Monday, April 18, 2011

A SELF-HELP COLLEGE ON A FARM; part 2; Harriet S. Flagg; June 1919

Blackburn is not large. It has accommodations and equipment for about one hundred students. One large, brick building, built just after the Civil War, a science building, two retired Pullman sleeping cars used as dormitories, a barn and silo, with some poultry houses,complete the list. Fine old elms, maples, ash, oaks, add at the beauty of the 10-acre campus, which adjoins the prosperous prairie city of Carlinville. A seventy-acre farm, owned by the college, joins the campus on the north, and beyond this the college is working one hundred and twenty additional acres.

Blackburn College does more than "teach." It reaches out into lives with constructive, inspiring help. May I tell you the story of one of its students, Bob, as his friends call him?

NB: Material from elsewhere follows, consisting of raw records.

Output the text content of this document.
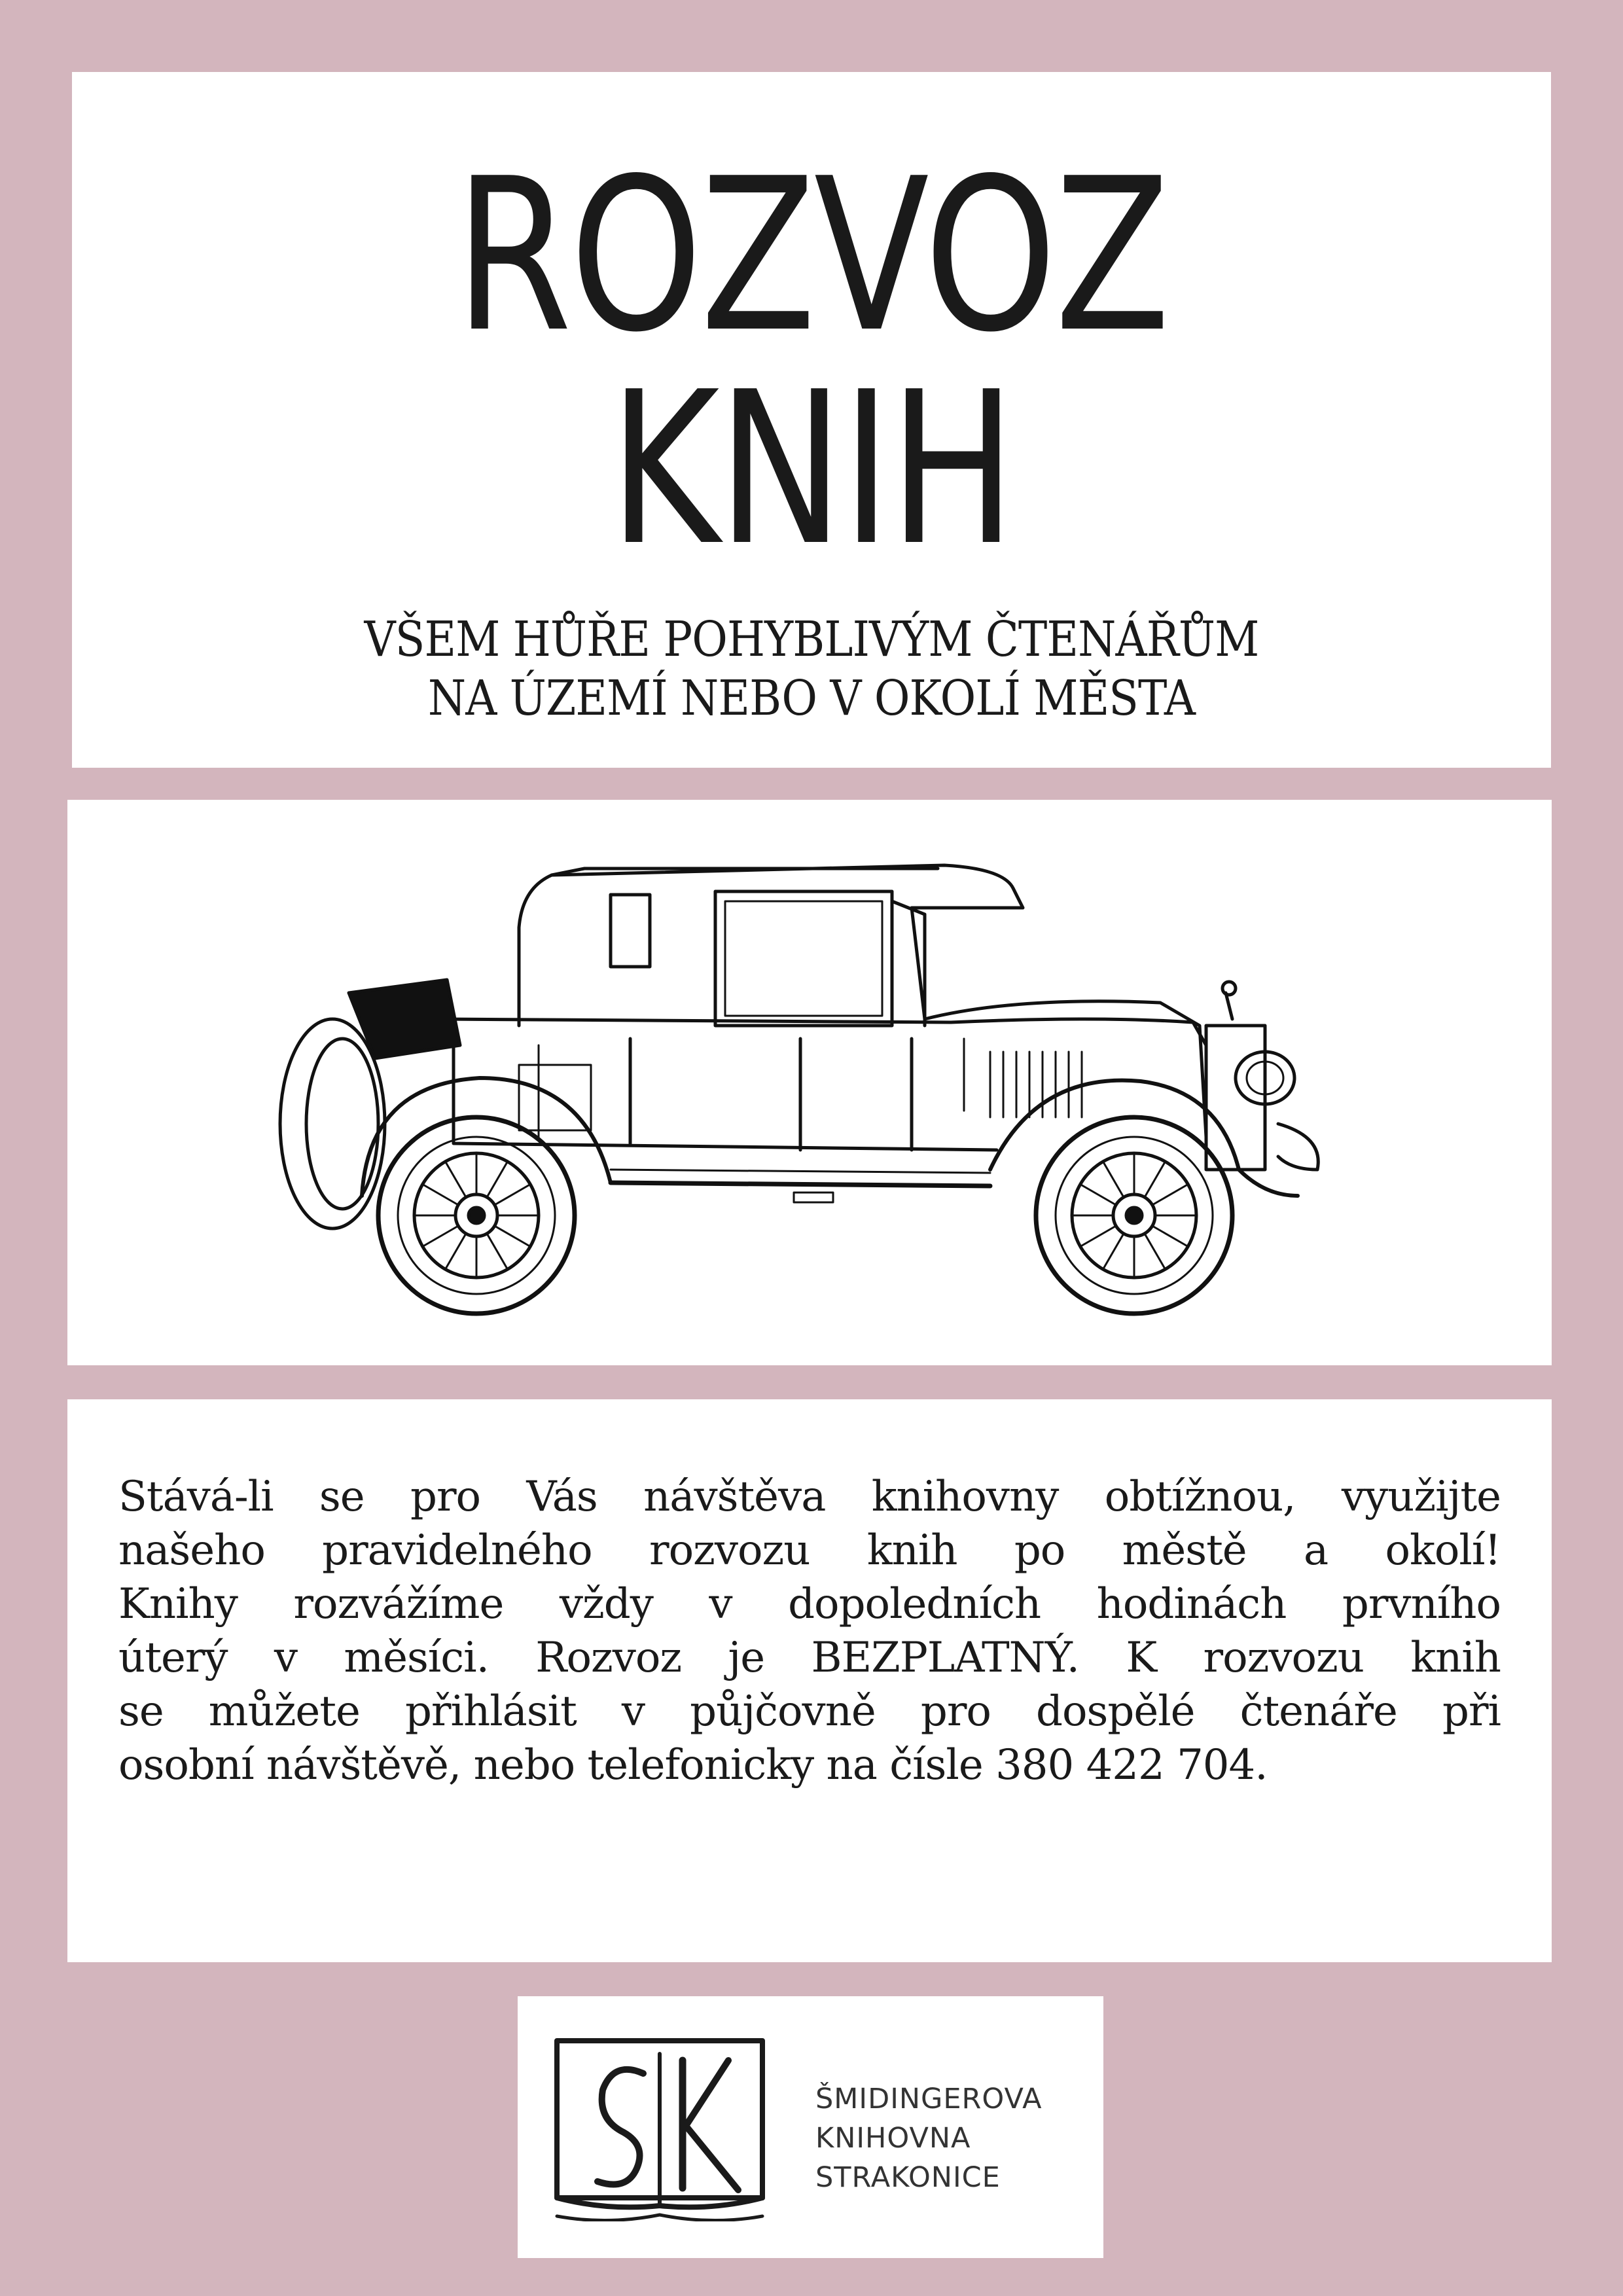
ROZVOZ
KNIH
VŠEM HŮŘE POHYBLIVÝM ČTENÁŘŮM
NA ÚZEMÍ NEBO V OKOLÍ MĚSTA
Stává-li se pro Vás návštěva knihovny obtížnou, využijte
našeho pravidelného rozvozu knih po městě a okolí!
Knihy rozvážíme vždy v dopoledních hodinách prvního
úterý v měsíci. Rozvoz je BEZPLATNÝ. K rozvozu knih
se můžete přihlásit v půjčovně pro dospělé čtenáře při
osobní návštěvě, nebo telefonicky na čísle 380 422 704.
ŠMIDINGEROVA
KNIHOVNA
STRAKONICE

When Bob was nineteen he was earning ninety dollars a month in a Pennsylvania coal mine. There was an accident and Bob lost his left arm. Through the long days he lay in the hospital thinking, "If I am to win out, I must get into a business or profession where I can use my head more than my hands. I must get an education. But how can I get it--now?

His family had no pull. He was poor. How was he, with one arm only, to get good-paying work, much less an education?

A friend told him of Blackburn College.

Bob wrote to Blackburn and the president replied, "Come along!"

Work was found for him. For a month he used a pick and shovel, holding his place with a gang of two-armed laborers. Then he rigged up an ingenious, arrangement on his left arm whereby he could punch rivets in an electric shop connected with a coal mine. A year ago he passed the Illinois state examination for mine inspector and was appointed to one of the Standard Oil Company's coal mines close to the college, at a salary of one hundred and seventy-five dollars a month. He attends college in the morning, spends the afternoons studying, snatches a few hours' sleep in the evening and begins his mine inspection tour at one o'clock in the morning.

Although sorely handicapped at the start, Bob is more than self-supporting. He has helped his family and has saved $2,200. With his savings and the education he has received at Blackburn, he is ready this fall to enter one of the large universities where he plans to begin the study of law.